Davis, who had averaged 29 home runs a year in the spacious Astrodome from 1986 to 1990, hit just 10 in 1991, as a mysterious nerve problem caused the muscles behind his right shoulder to waste away. The official diagnosis was a stretched spinal accessory nerve in his neck, but identifying the problem and solving it were two different things.

He recovered enough to persuade the Orioles to sign him to a two-year extension worth nearly $7 million, but he never regained the power stroke that had made him one of the most feared hitters in the National League. He hit just 13 home runs in 1992 before washing out of the majors the next season.

`I feel I gave it my best'

Davis was released by the Orioles in 1993 after hitting just one home run in 30 games. He attempted a comeback in the Kansas City Royals' minor league system and played two years in Japan, but never returned to the major leagues. He lives with his wife, Theresa, and three children in Georgia, where he realized his dream of opening a pair of nonprofit facilities for troubled youth and also serves as a city councilman.

"I know it [the trade] didn't work out the way the fans in Baltimore wanted it to," Davis said by telephone Monday. "It didn't turn out the way Glenn Davis or the Orioles wanted it to, either. But from the bottom of my heart, I feel I gave it my best. I don't think people really knew everything I did and went through to get back on the field and play.

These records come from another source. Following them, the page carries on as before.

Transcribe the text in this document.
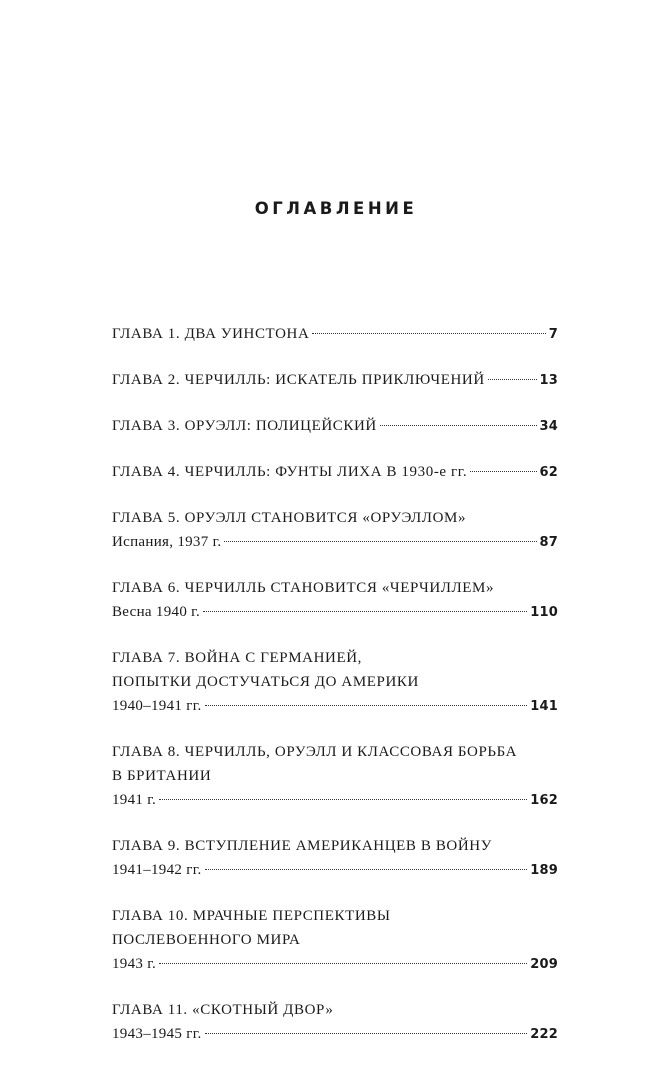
ОГЛАВЛЕНИЕ
ГЛАВА 1. ДВА УИНСТОНА	7
ГЛАВА 2. ЧЕРЧИЛЛЬ: ИСКАТЕЛЬ ПРИКЛЮЧЕНИЙ	13
ГЛАВА 3. ОРУЭЛЛ: ПОЛИЦЕЙСКИЙ	34
ГЛАВА 4. ЧЕРЧИЛЛЬ: ФУНТЫ ЛИХА В 1930-е гг.	62
ГЛАВА 5. ОРУЭЛЛ СТАНОВИТСЯ «ОРУЭЛЛОМ»
Испания, 1937 г.	87
ГЛАВА 6. ЧЕРЧИЛЛЬ СТАНОВИТСЯ «ЧЕРЧИЛЛЕМ»
Весна 1940 г.	110
ГЛАВА 7. ВОЙНА С ГЕРМАНИЕЙ,
ПОПЫТКИ ДОСТУЧАТЬСЯ ДО АМЕРИКИ
1940–1941 гг.	141
ГЛАВА 8. ЧЕРЧИЛЛЬ, ОРУЭЛЛ И КЛАССОВАЯ БОРЬБА
В БРИТАНИИ
1941 г.	162
ГЛАВА 9. ВСТУПЛЕНИЕ АМЕРИКАНЦЕВ В ВОЙНУ
1941–1942 гг.	189
ГЛАВА 10. МРАЧНЫЕ ПЕРСПЕКТИВЫ
ПОСЛЕВОЕННОГО МИРА
1943 г.	209
ГЛАВА 11. «СКОТНЫЙ ДВОР»
1943–1945 гг.	222
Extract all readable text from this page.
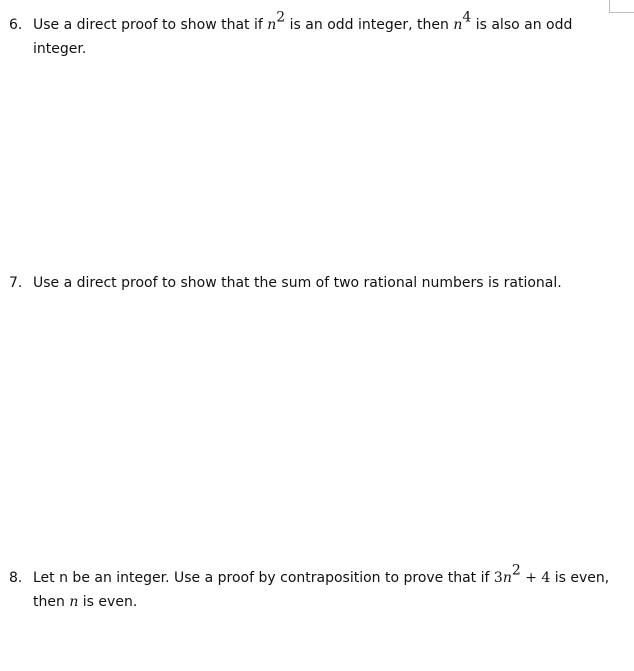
6. Use a direct proof to show that if $n^2$ is an odd integer, then $n^4$ is also an odd integer.
7. Use a direct proof to show that the sum of two rational numbers is rational.
8. Let n be an integer. Use a proof by contraposition to prove that if $3n^2 + 4$ is even,
then n is even.
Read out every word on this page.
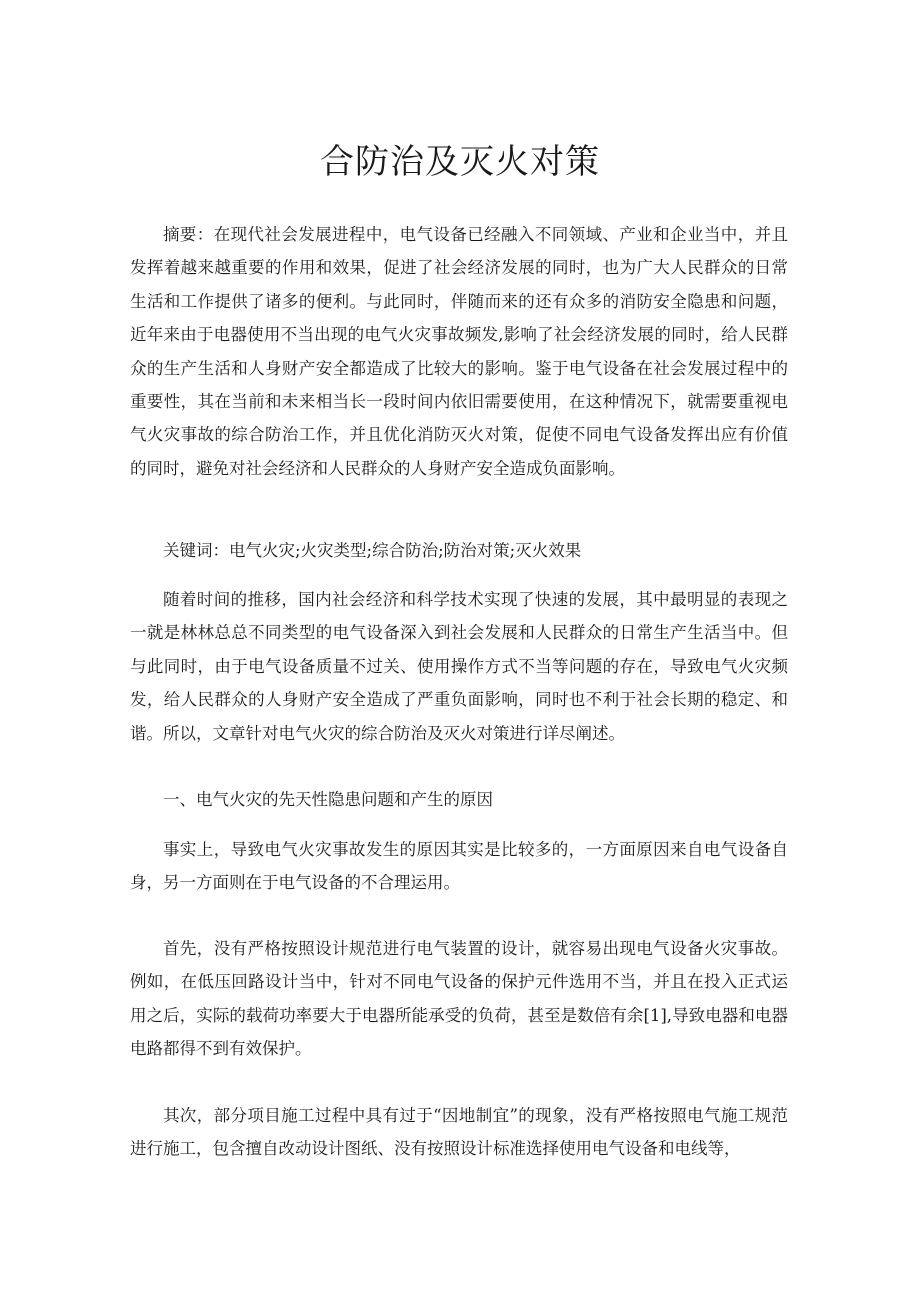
合防治及灭火对策

摘要：在现代社会发展进程中，电气设备已经融入不同领域、产业和企业当中，并且发挥着越来越重要的作用和效果，促进了社会经济发展的同时，也为广大人民群众的日常生活和工作提供了诸多的便利。与此同时，伴随而来的还有众多的消防安全隐患和问题，近年来由于电器使用不当出现的电气火灾事故频发,影响了社会经济发展的同时，给人民群众的生产生活和人身财产安全都造成了比较大的影响。鉴于电气设备在社会发展过程中的重要性，其在当前和未来相当长一段时间内依旧需要使用，在这种情况下，就需要重视电气火灾事故的综合防治工作，并且优化消防灭火对策，促使不同电气设备发挥出应有价值的同时，避免对社会经济和人民群众的人身财产安全造成负面影响。

关键词：电气火灾;火灾类型;综合防治;防治对策;灭火效果

随着时间的推移，国内社会经济和科学技术实现了快速的发展，其中最明显的表现之一就是林林总总不同类型的电气设备深入到社会发展和人民群众的日常生产生活当中。但与此同时，由于电气设备质量不过关、使用操作方式不当等问题的存在，导致电气火灾频发，给人民群众的人身财产安全造成了严重负面影响，同时也不利于社会长期的稳定、和谐。所以，文章针对电气火灾的综合防治及灭火对策进行详尽阐述。

一、电气火灾的先天性隐患问题和产生的原因

事实上，导致电气火灾事故发生的原因其实是比较多的，一方面原因来自电气设备自身，另一方面则在于电气设备的不合理运用。

首先，没有严格按照设计规范进行电气装置的设计，就容易出现电气设备火灾事故。例如，在低压回路设计当中，针对不同电气设备的保护元件选用不当，并且在投入正式运用之后，实际的载荷功率要大于电器所能承受的负荷，甚至是数倍有余[1],导致电器和电器电路都得不到有效保护。

其次，部分项目施工过程中具有过于“因地制宜”的现象，没有严格按照电气施工规范进行施工，包含擅自改动设计图纸、没有按照设计标准选择使用电气设备和电线等，
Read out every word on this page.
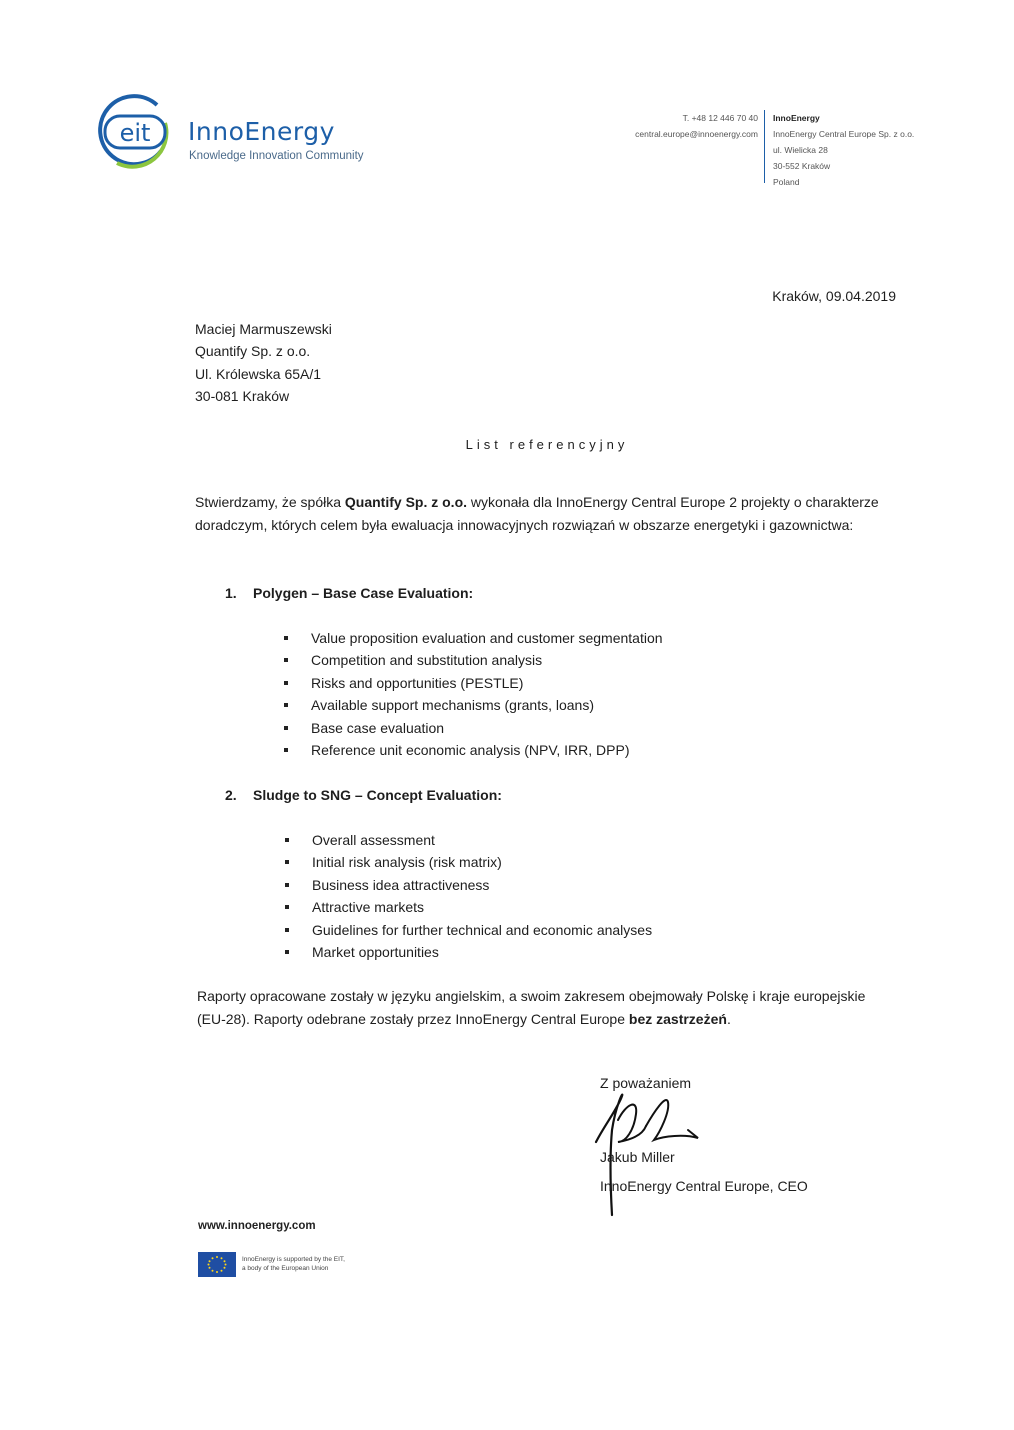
eit InnoEnergy
Knowledge Innovation Community
T. +48 12 446 70 40
central.europe@innoenergy.com
InnoEnergy
InnoEnergy Central Europe Sp. z o.o.
ul. Wielicka 28
30-552 Kraków
Poland
Kraków, 09.04.2019
Maciej Marmuszewski
Quantify Sp. z o.o.
Ul. Królewska 65A/1
30-081 Kraków
List referencyjny
Stwierdzamy, że spółka Quantify Sp. z o.o. wykonała dla InnoEnergy Central Europe 2 projekty o charakterze doradczym, których celem była ewaluacja innowacyjnych rozwiązań w obszarze energetyki i gazownictwa:
1. Polygen – Base Case Evaluation:
Value proposition evaluation and customer segmentation
Competition and substitution analysis
Risks and opportunities (PESTLE)
Available support mechanisms (grants, loans)
Base case evaluation
Reference unit economic analysis (NPV, IRR, DPP)
2. Sludge to SNG – Concept Evaluation:
Overall assessment
Initial risk analysis (risk matrix)
Business idea attractiveness
Attractive markets
Guidelines for further technical and economic analyses
Market opportunities
Raporty opracowane zostały w języku angielskim, a swoim zakresem obejmowały Polskę i kraje europejskie (EU-28). Raporty odebrane zostały przez InnoEnergy Central Europe bez zastrzeżeń.
Z poważaniem
Jakub Miller
InnoEnergy Central Europe, CEO
www.innoenergy.com
InnoEnergy is supported by the EIT,
a body of the European Union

It just didn't work out."

It became the most second-guessed trade of its time, but everybody- scouts, baseball executives, even the media - thought it was a great deal on the day it was made.

"One of the lessons I've learned from that is not to judge player transactions by the media reaction," said Boston Red Sox president Larry Lucchino, who held the same position for the Orioles at the time. "The media deified us. The other important lesson was that you can never, ever have enough pitching, even when you think you have enough."